Clamoroso a Stamford Bridge. Il Crystal Palace di Big Sam Allardyce sgambetta sorprendentemente il Chelsea di Antonio Conte, che subisce la seconda sconfitta casalinga della stagione e permette al Tottenham, corsaro sul campo del Burnley, di riavvicinarsi alla vetta. Sembrava un pomeriggio come tanti per i tifosi dei Blues accorsi allo stadio per la sfida a un Palace pericolosamente vicino alla zona retrocessione. E la squadra di Conte aveva iniziato come suo solito, mettendo alle corde gli avversari e colpendo già al quinto minuto con Fabregas, lesto a capitalizzare un cross sottoporta di Hazard, dopo che il belga si era divertito a far impazzire il suo diretto marcatore.
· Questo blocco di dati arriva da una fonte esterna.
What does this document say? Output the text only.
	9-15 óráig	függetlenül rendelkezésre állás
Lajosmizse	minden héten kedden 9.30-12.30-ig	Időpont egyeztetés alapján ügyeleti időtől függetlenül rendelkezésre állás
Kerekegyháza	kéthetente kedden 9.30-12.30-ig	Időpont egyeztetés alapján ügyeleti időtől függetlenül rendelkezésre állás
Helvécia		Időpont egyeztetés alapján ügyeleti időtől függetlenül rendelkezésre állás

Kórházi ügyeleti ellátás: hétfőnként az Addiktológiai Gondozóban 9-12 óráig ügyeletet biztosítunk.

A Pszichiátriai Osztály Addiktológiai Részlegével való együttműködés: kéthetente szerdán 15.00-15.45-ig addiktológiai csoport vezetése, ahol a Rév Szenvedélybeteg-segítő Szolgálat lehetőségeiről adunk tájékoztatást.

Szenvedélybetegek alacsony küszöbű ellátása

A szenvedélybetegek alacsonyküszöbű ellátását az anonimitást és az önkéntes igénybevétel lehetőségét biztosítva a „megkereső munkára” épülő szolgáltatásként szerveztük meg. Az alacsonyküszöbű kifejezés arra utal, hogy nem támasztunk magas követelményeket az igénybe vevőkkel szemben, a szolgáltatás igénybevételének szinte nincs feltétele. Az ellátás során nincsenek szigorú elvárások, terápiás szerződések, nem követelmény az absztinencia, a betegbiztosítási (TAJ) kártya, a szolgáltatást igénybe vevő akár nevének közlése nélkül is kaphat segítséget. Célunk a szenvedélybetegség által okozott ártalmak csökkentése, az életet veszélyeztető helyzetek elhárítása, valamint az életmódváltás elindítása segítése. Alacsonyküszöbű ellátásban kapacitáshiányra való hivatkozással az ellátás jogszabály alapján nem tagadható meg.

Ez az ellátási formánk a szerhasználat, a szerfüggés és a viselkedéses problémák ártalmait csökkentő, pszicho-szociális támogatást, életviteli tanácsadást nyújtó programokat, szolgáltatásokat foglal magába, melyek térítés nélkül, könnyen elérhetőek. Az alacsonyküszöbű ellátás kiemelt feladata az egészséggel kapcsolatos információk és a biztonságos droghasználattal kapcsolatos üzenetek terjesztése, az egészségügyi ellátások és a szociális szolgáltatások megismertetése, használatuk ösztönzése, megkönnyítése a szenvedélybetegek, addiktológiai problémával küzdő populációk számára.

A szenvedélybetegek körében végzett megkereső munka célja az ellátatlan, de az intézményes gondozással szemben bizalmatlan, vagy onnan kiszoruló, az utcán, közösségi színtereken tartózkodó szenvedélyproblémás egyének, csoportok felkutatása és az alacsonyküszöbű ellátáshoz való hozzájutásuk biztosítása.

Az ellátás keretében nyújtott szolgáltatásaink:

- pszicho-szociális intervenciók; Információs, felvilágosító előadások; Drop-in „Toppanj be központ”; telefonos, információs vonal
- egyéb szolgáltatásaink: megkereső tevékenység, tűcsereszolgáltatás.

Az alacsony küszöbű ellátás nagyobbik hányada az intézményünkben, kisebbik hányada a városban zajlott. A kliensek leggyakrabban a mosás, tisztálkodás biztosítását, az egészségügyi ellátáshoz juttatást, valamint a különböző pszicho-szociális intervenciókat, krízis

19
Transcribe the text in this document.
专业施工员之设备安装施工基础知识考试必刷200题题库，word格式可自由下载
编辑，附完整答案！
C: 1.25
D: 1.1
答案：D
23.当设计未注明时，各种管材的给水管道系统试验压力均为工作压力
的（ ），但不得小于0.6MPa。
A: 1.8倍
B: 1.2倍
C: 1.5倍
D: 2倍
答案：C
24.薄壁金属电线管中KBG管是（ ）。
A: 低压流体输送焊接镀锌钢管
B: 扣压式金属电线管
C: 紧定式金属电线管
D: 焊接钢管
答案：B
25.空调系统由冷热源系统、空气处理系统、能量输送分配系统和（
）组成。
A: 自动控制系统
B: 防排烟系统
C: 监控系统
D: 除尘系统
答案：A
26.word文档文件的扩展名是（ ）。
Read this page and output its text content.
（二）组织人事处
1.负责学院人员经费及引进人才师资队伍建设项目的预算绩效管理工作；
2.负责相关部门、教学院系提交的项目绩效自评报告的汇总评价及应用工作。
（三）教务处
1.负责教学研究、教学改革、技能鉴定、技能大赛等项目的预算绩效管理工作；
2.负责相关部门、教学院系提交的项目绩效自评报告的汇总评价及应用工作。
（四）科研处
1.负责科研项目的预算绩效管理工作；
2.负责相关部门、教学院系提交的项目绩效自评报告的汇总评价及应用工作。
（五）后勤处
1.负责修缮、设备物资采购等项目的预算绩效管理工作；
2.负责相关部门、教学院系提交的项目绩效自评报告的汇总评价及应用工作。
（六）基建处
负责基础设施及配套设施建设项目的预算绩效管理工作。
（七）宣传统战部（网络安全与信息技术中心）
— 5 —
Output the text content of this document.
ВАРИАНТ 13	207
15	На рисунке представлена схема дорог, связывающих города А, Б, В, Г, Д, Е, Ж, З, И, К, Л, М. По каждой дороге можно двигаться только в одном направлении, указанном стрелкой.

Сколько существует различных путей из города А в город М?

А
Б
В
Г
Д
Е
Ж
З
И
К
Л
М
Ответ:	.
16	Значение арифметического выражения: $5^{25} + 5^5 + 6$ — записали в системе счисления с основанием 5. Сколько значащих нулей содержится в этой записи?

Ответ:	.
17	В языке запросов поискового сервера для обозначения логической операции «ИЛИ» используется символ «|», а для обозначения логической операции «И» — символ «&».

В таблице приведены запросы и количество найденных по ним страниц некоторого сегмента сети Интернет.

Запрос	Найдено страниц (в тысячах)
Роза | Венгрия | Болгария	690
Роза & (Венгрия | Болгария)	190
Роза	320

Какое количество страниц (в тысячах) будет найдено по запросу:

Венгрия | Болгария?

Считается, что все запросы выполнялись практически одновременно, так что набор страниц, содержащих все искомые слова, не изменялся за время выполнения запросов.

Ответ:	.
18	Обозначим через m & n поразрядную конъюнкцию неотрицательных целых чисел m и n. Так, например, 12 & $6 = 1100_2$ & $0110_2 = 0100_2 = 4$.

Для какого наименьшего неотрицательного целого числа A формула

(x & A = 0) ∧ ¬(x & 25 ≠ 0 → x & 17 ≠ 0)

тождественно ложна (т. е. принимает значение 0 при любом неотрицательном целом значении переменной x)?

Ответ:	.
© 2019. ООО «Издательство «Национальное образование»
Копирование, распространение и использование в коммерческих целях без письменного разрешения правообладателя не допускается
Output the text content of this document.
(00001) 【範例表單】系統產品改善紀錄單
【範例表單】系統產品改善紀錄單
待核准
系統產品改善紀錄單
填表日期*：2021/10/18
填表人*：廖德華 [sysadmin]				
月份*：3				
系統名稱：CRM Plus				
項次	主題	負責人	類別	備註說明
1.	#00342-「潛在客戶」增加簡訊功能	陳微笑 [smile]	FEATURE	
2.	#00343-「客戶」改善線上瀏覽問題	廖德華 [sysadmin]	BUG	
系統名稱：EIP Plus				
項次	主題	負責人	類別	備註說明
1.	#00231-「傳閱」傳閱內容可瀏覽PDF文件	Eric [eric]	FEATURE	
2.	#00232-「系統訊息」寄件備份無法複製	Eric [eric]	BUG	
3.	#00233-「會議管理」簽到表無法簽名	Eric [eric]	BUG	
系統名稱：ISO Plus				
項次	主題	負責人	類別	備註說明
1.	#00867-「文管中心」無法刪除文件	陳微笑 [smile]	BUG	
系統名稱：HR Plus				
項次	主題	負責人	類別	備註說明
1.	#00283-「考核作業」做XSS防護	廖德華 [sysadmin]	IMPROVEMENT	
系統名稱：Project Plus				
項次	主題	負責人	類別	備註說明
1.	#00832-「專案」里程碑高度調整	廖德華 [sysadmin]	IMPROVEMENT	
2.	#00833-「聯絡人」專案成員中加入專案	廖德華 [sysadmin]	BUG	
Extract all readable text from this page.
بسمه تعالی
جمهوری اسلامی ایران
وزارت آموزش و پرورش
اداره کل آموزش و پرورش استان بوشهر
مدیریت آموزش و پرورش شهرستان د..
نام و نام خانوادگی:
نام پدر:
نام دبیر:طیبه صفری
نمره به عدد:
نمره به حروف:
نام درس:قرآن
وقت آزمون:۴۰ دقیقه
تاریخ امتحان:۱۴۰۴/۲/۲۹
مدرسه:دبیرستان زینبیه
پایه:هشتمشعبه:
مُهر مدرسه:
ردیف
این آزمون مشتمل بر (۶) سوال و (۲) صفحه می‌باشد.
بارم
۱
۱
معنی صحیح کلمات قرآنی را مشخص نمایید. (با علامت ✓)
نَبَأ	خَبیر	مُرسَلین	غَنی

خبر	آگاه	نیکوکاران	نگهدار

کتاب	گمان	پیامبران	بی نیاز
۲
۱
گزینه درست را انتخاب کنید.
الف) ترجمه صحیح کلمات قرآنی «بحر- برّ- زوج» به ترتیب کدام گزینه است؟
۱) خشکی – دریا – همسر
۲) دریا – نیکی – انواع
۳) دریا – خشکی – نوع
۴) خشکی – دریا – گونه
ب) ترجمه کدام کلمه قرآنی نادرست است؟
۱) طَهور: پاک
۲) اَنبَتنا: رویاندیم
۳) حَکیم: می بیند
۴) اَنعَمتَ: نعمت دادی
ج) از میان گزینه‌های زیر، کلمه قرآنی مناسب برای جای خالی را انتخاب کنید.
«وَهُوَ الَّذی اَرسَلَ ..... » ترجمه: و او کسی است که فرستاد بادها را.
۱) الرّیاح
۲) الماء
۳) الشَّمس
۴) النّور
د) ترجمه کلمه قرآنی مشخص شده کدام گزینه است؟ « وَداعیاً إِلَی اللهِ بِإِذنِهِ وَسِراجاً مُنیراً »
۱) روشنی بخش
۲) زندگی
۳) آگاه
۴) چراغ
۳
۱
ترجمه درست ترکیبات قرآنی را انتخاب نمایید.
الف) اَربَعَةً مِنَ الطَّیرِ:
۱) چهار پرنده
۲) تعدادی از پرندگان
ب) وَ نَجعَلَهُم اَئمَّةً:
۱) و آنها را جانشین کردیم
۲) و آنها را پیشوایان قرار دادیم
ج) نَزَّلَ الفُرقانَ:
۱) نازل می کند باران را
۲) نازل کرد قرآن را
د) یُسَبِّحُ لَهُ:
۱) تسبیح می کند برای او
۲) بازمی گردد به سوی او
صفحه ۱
Ma se l’ex allenatore della Juventus e i suoi già speravano in una scampagnata, si sbagliavano di grosso. Allardyce ha trasmesso il suo spirito combattivo alle aquile e il 4-2-3-1 degli ospiti comincia ad impensierire il pubblico di Stamford Bridge. Bastano infatti quattro minuti a Zaha per riportare il match in parità, con un rasoterra angolatissimo scagliato tra una selva di gambe che trafigge Courtois. Anche il Chelsea è fatto a immagine e somiglianza del suo condottiero e ovviamente risponde alla rete del Palace gettandosi immediatamente all’arrembaggio. Errore, perchè dopo neanche due minuti il solito Zaha e Benteke approfittano di una difesa dei Blues piazzata malissimo e dopo un rapido contropiede il belga può depositare tranquillamente la sfera alle spalle del suo connazionale.

È l’undicesimo e ci sarebbe molto tempo a disposizione per recuperare. Il Chelsea comincia a macinare gioco, mentre il Crystal Palace si arrocca nella sua trequarti. Eppure la rete non arriva. La squadra di Conte pian piano si disunisce, con alcuni giocatori molto nervosi, su tutti Diego Costa. I numeri certificano la buona volontà dei padroni di casa, ma anche e soprattutto l’ottima giornata di Wayne Hennessey. Il portiere ospite subisce diciannove tiri, di cui undici nello specchio della porta, ma non permette a nessuno di passare. Il risultato finale è una doccia gelata per i 41000 tifosi presenti, ma anche una boccata d’ossigeno in ottica classifica per la squadra di Allardyce.

Mauricio Pochettino, allenatore del Tottenham

Chi gioisce è Pochettino. Il Tottenham ci mette più di un’ora a passare in vantaggio, ma Dier e Son regalano i tre punti ai bianchi ed un insperato -7 in una giornata che sembrava non aver molto da dire per la lotta al titolo. Volendo, si potrebbe fare un appunto velenoso. Lo stop del Chelsea arriva subito dopo la frenata di Conte sul rinnovo contrattuale. Che possa essere il primo segnale che dalle parti di Stamford Bridge le cose non sono esattamente tutte rose e fiori? Domenica prossima arriva a Londra il City di Guardiola. E forse capiremo meglio la situazione.